'Psychological' -- from Moll Flanders to Clarissa

Carrol Cox cbcox at ilstu.edu
Sat Oct 2 15:32:40 PDT 1999


"Self-Knowledge" (the "Know Thyself" inscribed on Apollo's temple at Delphi) meant "Know your place," (as did "Nothing too much"). Both were political/ethical premises of a landed aristocracy. Plato sees the Athenian "mob" (i.e., essentially the peasantry) as presuming beyond themselves, as not "knowing themselves" -- i.e. their *place* in the great scheme of things.

The *Republic* is a simply beautiful book with immense suggestiveness, but as *one* (crucial) perspective on it one can see it as "nothing but" the ideology of a rich landed aristocracy projected on to the state and the universe. (I think that "reductive" interpretations of the very greatest works are not wrong, they are just only *part* of what is to be said, but an important part in many cases. *Paradise Lost* is "nothing but" the dramatization of the need of the abstract isolated individual to enter into social relations.
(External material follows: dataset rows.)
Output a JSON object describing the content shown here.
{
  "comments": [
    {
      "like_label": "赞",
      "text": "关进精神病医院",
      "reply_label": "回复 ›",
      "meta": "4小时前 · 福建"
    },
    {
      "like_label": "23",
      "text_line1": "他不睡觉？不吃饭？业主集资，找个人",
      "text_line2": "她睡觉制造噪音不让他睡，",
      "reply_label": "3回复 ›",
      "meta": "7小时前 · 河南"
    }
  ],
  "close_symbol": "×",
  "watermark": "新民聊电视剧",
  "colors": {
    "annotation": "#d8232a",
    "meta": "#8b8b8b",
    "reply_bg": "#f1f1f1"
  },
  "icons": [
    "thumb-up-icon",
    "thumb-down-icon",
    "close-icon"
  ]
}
It is an awful lot more, but the nothing but makes all the complexities possible.)

Sophocles' works must somehow be linked to the "invention" of the peasant-citizen having abstract relationship to the state rather than having only a set of direct relationships determined by "place." But I haven't encountered a really satisfactory account of that linkage. (George Thompson's account is vitiated by his assumption of something very much like capitalism in ancient Athens -- an assumption both De Croix and Wood have refuted.)

Carrol

Yoshie Furuhashi wrote:


> Hi Carrol:
> >> To paraphrase Pfister, Freud doesn't, for instance, 'explain' psychological
> >> novels (and other modern cultural and social artifacts); the latter
> >> contributed to the making of Freud.
> >
> >It is also interesting that Freud's most famous theory took its name
> >from a literary work so clearly unfreudian (so clearly political
> >rather than "psychological) as *Oedipus*. That play -- perhaps
> >responding to the first appearance of "citizens" as opposed to
> >"subjects" in history -- does however (to the modern reader,
> >but this may be anachronistic) seem to play with that famous
> >question of 19th c. lit, "Who am I?"
>
> This is a terrain that you know far better than I do, so perhaps I
> shouldn't quibble, but I'd like to add that in ancient Greek tragedy and
> philosophy, the question "Who am I?" seemed to make sense to the extent
> that the "I" stood in an analogical relation of sorts to the polis (e.g.
> the fate of Oedipus and of the polis over which he reigns, Plato's idea of
> [self-]mastery with regard to the individual and the polis, etc). As you
> noted, Antigone is something of an exception to this analogical
> individuation; perhaps, Hegel was inadvertently on the right track when he
> said that women are an eternal irony of the community or something to that
> effect (if that comment can be wrested out of its context).
>
> In any case, the near impossibility of reading Sophocles, Plato, etc.
> without encountering the embryo of the modern individual in their works
> reminds us of a difficulty of stripping the 'history of the West' of
> teleological pitfalls. Again, Hegel gave us a hint (that can be read
> against the Hegelian grain): "The well-known is unknown, precisely because
> it is well-known." A hint that Marx follows in his analysis of labor.